Bebedeira curada com mesinha.
Tinha aí os meus 5/6 anos, não
mais, depois de uma sesta dormida no beiral, e ainda com os olhos mal abertos,
olhei em redor para todos os cantos na tentativa de encontrar algo para comer.
Abri uma velha gamela e foi lá
que me deparei com um frasco cheio de cerejas conservadas em água ardente, não
me rogando, comi aí uma meia dúzia.
Não mais! …
Pouco tempo depois comecei a
sentir a cabeça a andar á roda e a perder o equilíbrio, com medo, corri para
junto da minha avó, sem que antes tivesse dado pelo menos três a quatro tombos
…
- Madrinha, madrinha dói-me muito a cabeça,
vejo tudo a andar á roda
Enquanto chamava a atenção da
minha avó voltei a cair.
- Ó meu Deus! Que te aconteceu?
Tens os olhos tão vermelhos!
Exclamou ela, largando de imediato a inchada com que abria os regos para
plantar o cebolo.
E correu para mim.
- Vou já tratar disso!
Pegou-me ao colo e levou-me para
casa, pousou-me, lá dos seus mais de 2 metros de altura, sentou-me na velha
preguiceira, pegou numa malga encheu-a de agua, abriu uma cova nas brasas
existentes na lareira, e com uma brasa presa na velha tenaz, começou a descrever
umas cruzes na minha testa, enquanto fazia umas rezas, deitava a brasa na malga
e repetia o ritual, fê-lo pelo menos uma dúzia de vezes.
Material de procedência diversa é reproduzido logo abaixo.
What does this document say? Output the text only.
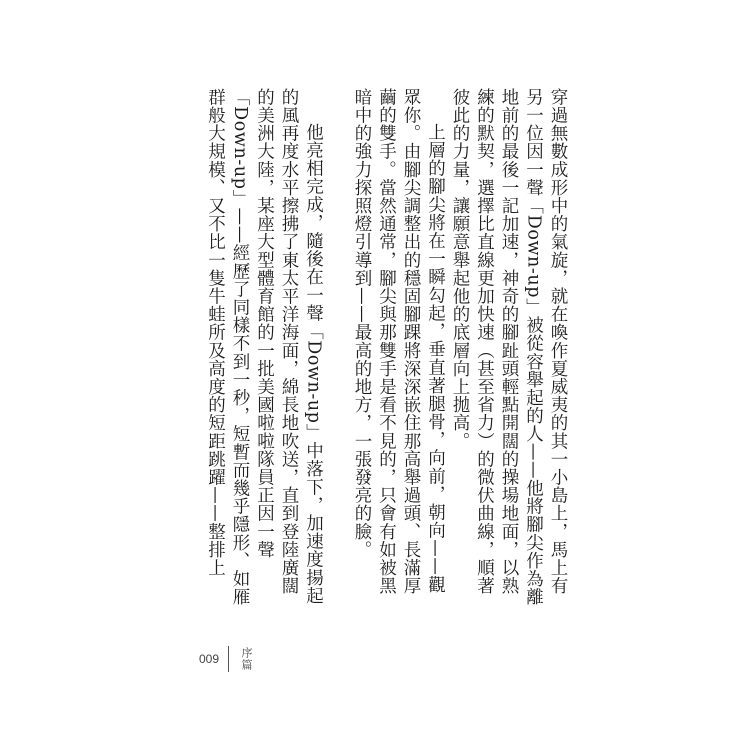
穿過無數成形中的氣旋，就在喚作夏威夷的其一小島上，馬上有另一位因一聲「Down-up」被從容舉起的人——他將腳尖作為離地前的最後一記加速，神奇的腳趾頭輕點開闊的操場地面，以熟練的默契，選擇比直線更加快速（甚至省力）的微伏曲線，順著彼此的力量，讓願意舉起他的底層向上拋高。

上層的腳尖將在一瞬勾起，垂直著腿骨，向前，朝向——觀眾你。由腳尖調整出的穩固腳踝將深深嵌住那高舉過頭、長滿厚繭的雙手。當然通常，腳尖與那雙手是看不見的，只會有如被黑暗中的強力探照燈引導到——最高的地方，一張發亮的臉。

他亮相完成，隨後在一聲「Down-up」中落下，加速度揚起的風再度水平擦拂了東太平洋海面，綿長地吹送，直到登陸廣闊的美洲大陸，某座大型體育館的一批美國啦啦隊員正因一聲「Down-up」——經歷了同樣不到一秒，短暫而幾乎隱形、如雁群般大規模、又不比一隻牛蛙所及高度的短距跳躍——整排上

009 序篇
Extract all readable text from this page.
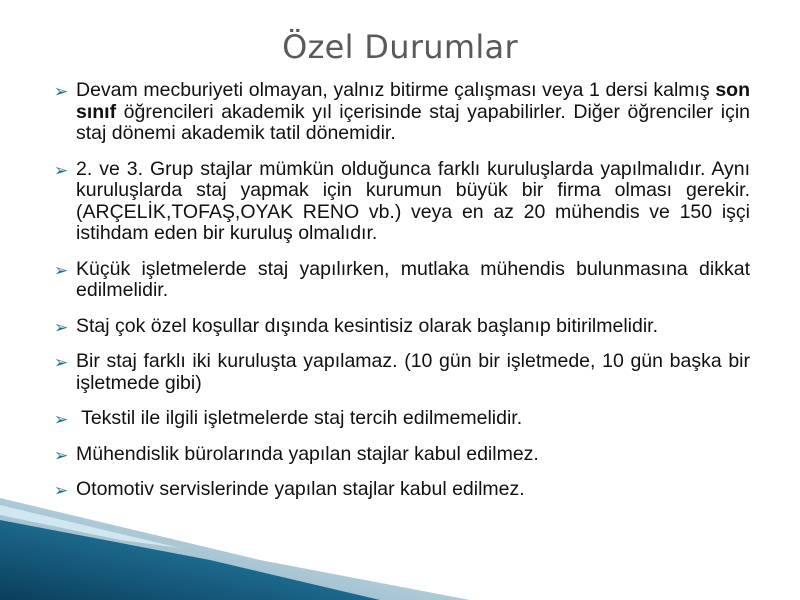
Özel Durumlar
➢ Devam mecburiyeti olmayan, yalnız bitirme çalışması veya 1 dersi kalmış son sınıf öğrencileri akademik yıl içerisinde staj yapabilirler. Diğer öğrenciler için staj dönemi akademik tatil dönemidir.
➢ 2. ve 3. Grup stajlar mümkün olduğunca farklı kuruluşlarda yapılmalıdır. Aynı kuruluşlarda staj yapmak için kurumun büyük bir firma olması gerekir. (ARÇELİK,TOFAŞ,OYAK RENO vb.) veya en az 20 mühendis ve 150 işçi istihdam eden bir kuruluş olmalıdır.
➢ Küçük işletmelerde staj yapılırken, mutlaka mühendis bulunmasına dikkat edilmelidir.
➢ Staj çok özel koşullar dışında kesintisiz olarak başlanıp bitirilmelidir.
➢ Bir staj farklı iki kuruluşta yapılamaz. (10 gün bir işletmede, 10 gün başka bir işletmede gibi)
➢ Tekstil ile ilgili işletmelerde staj tercih edilmemelidir.
➢ Mühendislik bürolarında yapılan stajlar kabul edilmez.
➢ Otomotiv servislerinde yapılan stajlar kabul edilmez.
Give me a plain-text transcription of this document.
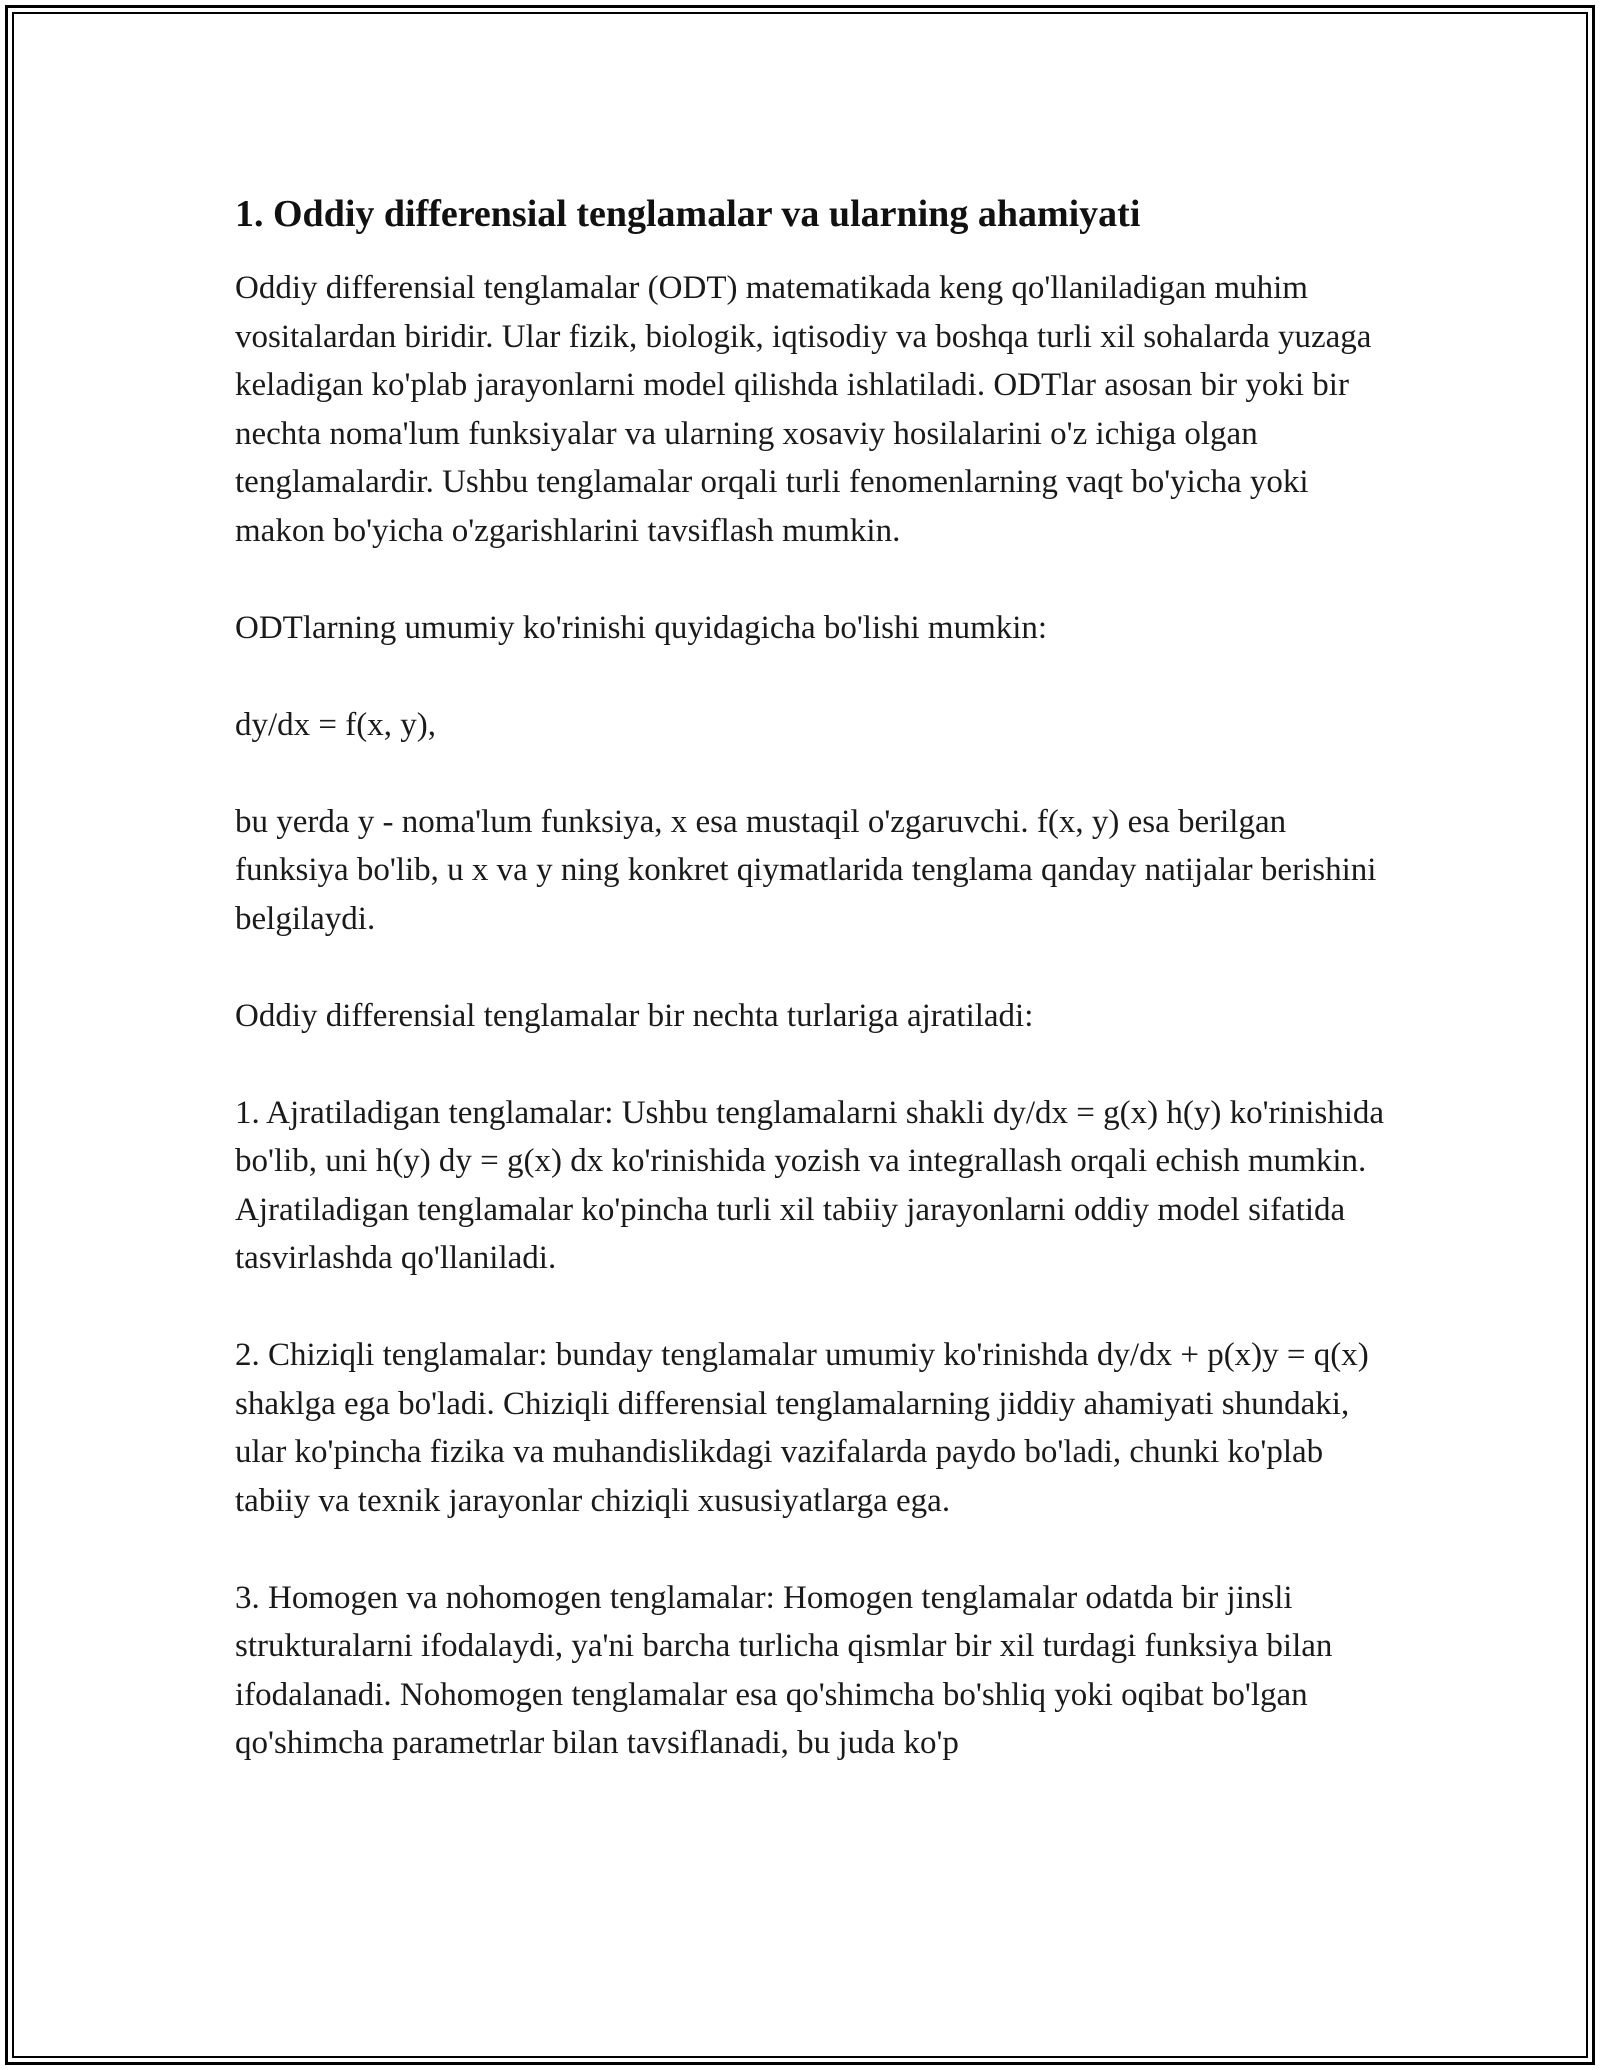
1. Oddiy differensial tenglamalar va ularning ahamiyati

Oddiy differensial tenglamalar (ODT) matematikada keng qo'llaniladigan muhim vositalardan biridir. Ular fizik, biologik, iqtisodiy va boshqa turli xil sohalarda yuzaga keladigan ko'plab jarayonlarni model qilishda ishlatiladi. ODTlar asosan bir yoki bir nechta noma'lum funksiyalar va ularning xosaviy hosilalarini o'z ichiga olgan tenglamalardir. Ushbu tenglamalar orqali turli fenomenlarning vaqt bo'yicha yoki makon bo'yicha o'zgarishlarini tavsiflash mumkin.

ODTlarning umumiy ko'rinishi quyidagicha bo'lishi mumkin:

dy/dx = f(x, y),

bu yerda y - noma'lum funksiya, x esa mustaqil o'zgaruvchi. f(x, y) esa berilgan funksiya bo'lib, u x va y ning konkret qiymatlarida tenglama qanday natijalar berishini belgilaydi.

Oddiy differensial tenglamalar bir nechta turlariga ajratiladi:

1. Ajratiladigan tenglamalar: Ushbu tenglamalarni shakli dy/dx = g(x) h(y) ko'rinishida bo'lib, uni h(y) dy = g(x) dx ko'rinishida yozish va integrallash orqali echish mumkin. Ajratiladigan tenglamalar ko'pincha turli xil tabiiy jarayonlarni oddiy model sifatida tasvirlashda qo'llaniladi.

2. Chiziqli tenglamalar: bunday tenglamalar umumiy ko'rinishda dy/dx + p(x)y = q(x) shaklga ega bo'ladi. Chiziqli differensial tenglamalarning jiddiy ahamiyati shundaki, ular ko'pincha fizika va muhandislikdagi vazifalarda paydo bo'ladi, chunki ko'plab tabiiy va texnik jarayonlar chiziqli xususiyatlarga ega.

3. Homogen va nohomogen tenglamalar: Homogen tenglamalar odatda bir jinsli strukturalarni ifodalaydi, ya'ni barcha turlicha qismlar bir xil turdagi funksiya bilan ifodalanadi. Nohomogen tenglamalar esa qo'shimcha bo'shliq yoki oqibat bo'lgan qo'shimcha parametrlar bilan tavsiflanadi, bu juda ko'p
Palavras eu não percebia uma, a
não ser, bchi,…, bchi…, bchi, … bchi…
Alguns minutos decorridos comecei
a sentir que as tonturas estavam a passar e voltei ao normal.
Nunca fui de acreditar em
determinadas coisas, mas sempre convém recordar o que dizia a minha santa avó:
- Deus deixou de tudo na terra o
mal e o bem.
Penso que a minha avó morreu á mais de 25 anos
e nunca descobriu que o me corou foi uma grande bebedeira de bagaço.
Rodrigo Oliveira
Amarante
2007
Nota.
Hoje com 43 anos de idade e já
com algumas bebedeiras curadas com o tempo, não tenho duvida que a minha avó me
corou a referida bebedeira com a sua crença, reza mesinha ou ambas, mas lá que
passou, passou.
O beiral é um anexo da casa onde
se guardavam as ferramentas agrícolas, as sementes e outras tralhas.
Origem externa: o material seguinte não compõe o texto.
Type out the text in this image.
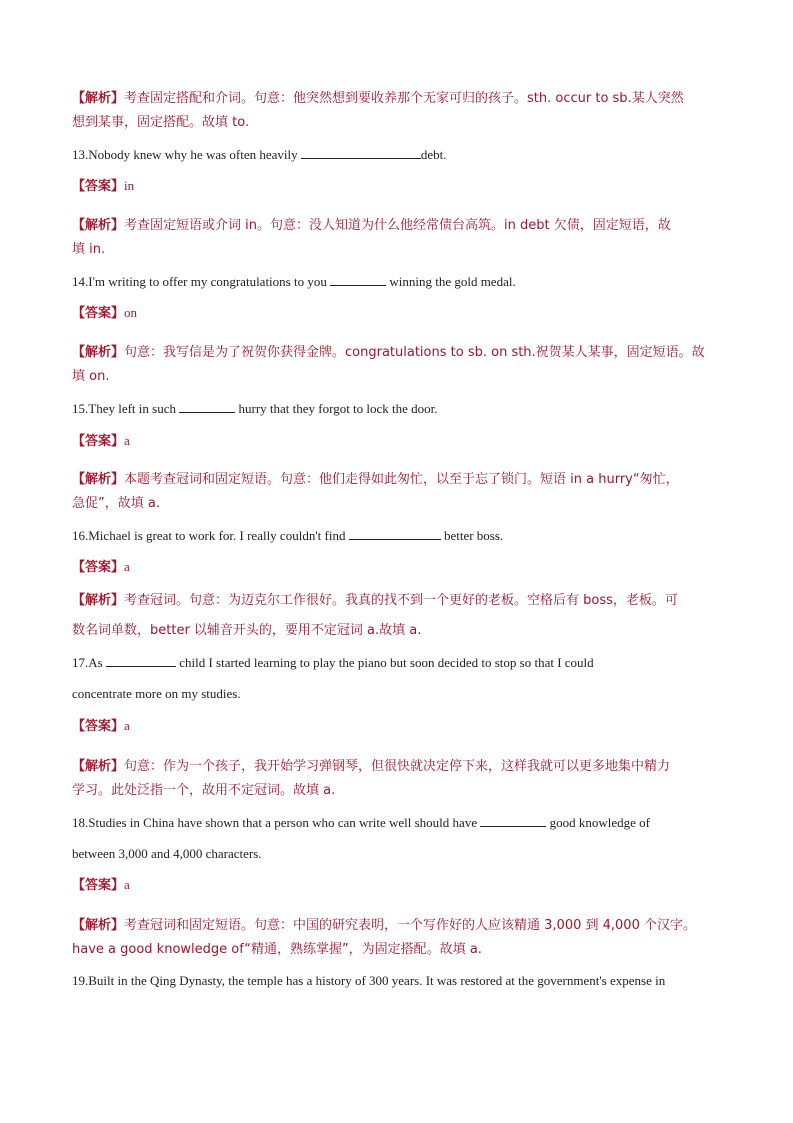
【解析】考查固定搭配和介词。句意：他突然想到要收养那个无家可归的孩子。sth. occur to sb.某人突然
想到某事，固定搭配。故填 to.
13.Nobody knew why he was often heavily	debt.
【答案】in
【解析】考查固定短语或介词 in。句意：没人知道为什么他经常债台高筑。in debt 欠债，固定短语，故
填 in.
14.I'm writing to offer my congratulations to you	winning the gold medal.
【答案】on
【解析】句意：我写信是为了祝贺你获得金牌。congratulations to sb. on sth.祝贺某人某事，固定短语。故
填 on.
15.They left in such	hurry that they forgot to lock the door.
【答案】a
【解析】本题考查冠词和固定短语。句意：他们走得如此匆忙，以至于忘了锁门。短语 in a hurry“匆忙，
急促”，故填 a.
16.Michael is great to work for. I really couldn't find	better boss.
【答案】a
【解析】考查冠词。句意：为迈克尔工作很好。我真的找不到一个更好的老板。空格后有 boss，老板。可
数名词单数，better 以辅音开头的，要用不定冠词 a.故填 a.
17.As	child I started learning to play the piano but soon decided to stop so that I could
concentrate more on my studies.
【答案】a
【解析】句意：作为一个孩子，我开始学习弹钢琴，但很快就决定停下来，这样我就可以更多地集中精力
学习。此处泛指一个，故用不定冠词。故填 a.
18.Studies in China have shown that a person who can write well should have	good knowledge of
between 3,000 and 4,000 characters.
【答案】a
【解析】考查冠词和固定短语。句意：中国的研究表明，一个写作好的人应该精通 3,000 到 4,000 个汉字。
have a good knowledge of“精通，熟练掌握”，为固定搭配。故填 a.
19.Built in the Qing Dynasty, the temple has a history of 300 years. It was restored at the government's expense in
A gamela é uma caixa e forma
triangular com pernas e uma tampa toda ela feita em madeira, onde se amassava o
pão no fim-de-semana e servia para guardar o pão durante a semana ate nova
cosedura.
Guardava-se também na gamela por exemplo as
sardinhas compradas de manha ate á hora de as cozinhar ate mesmo o resto de
comida, eram guardados ai, em suma era o frigorífico da época.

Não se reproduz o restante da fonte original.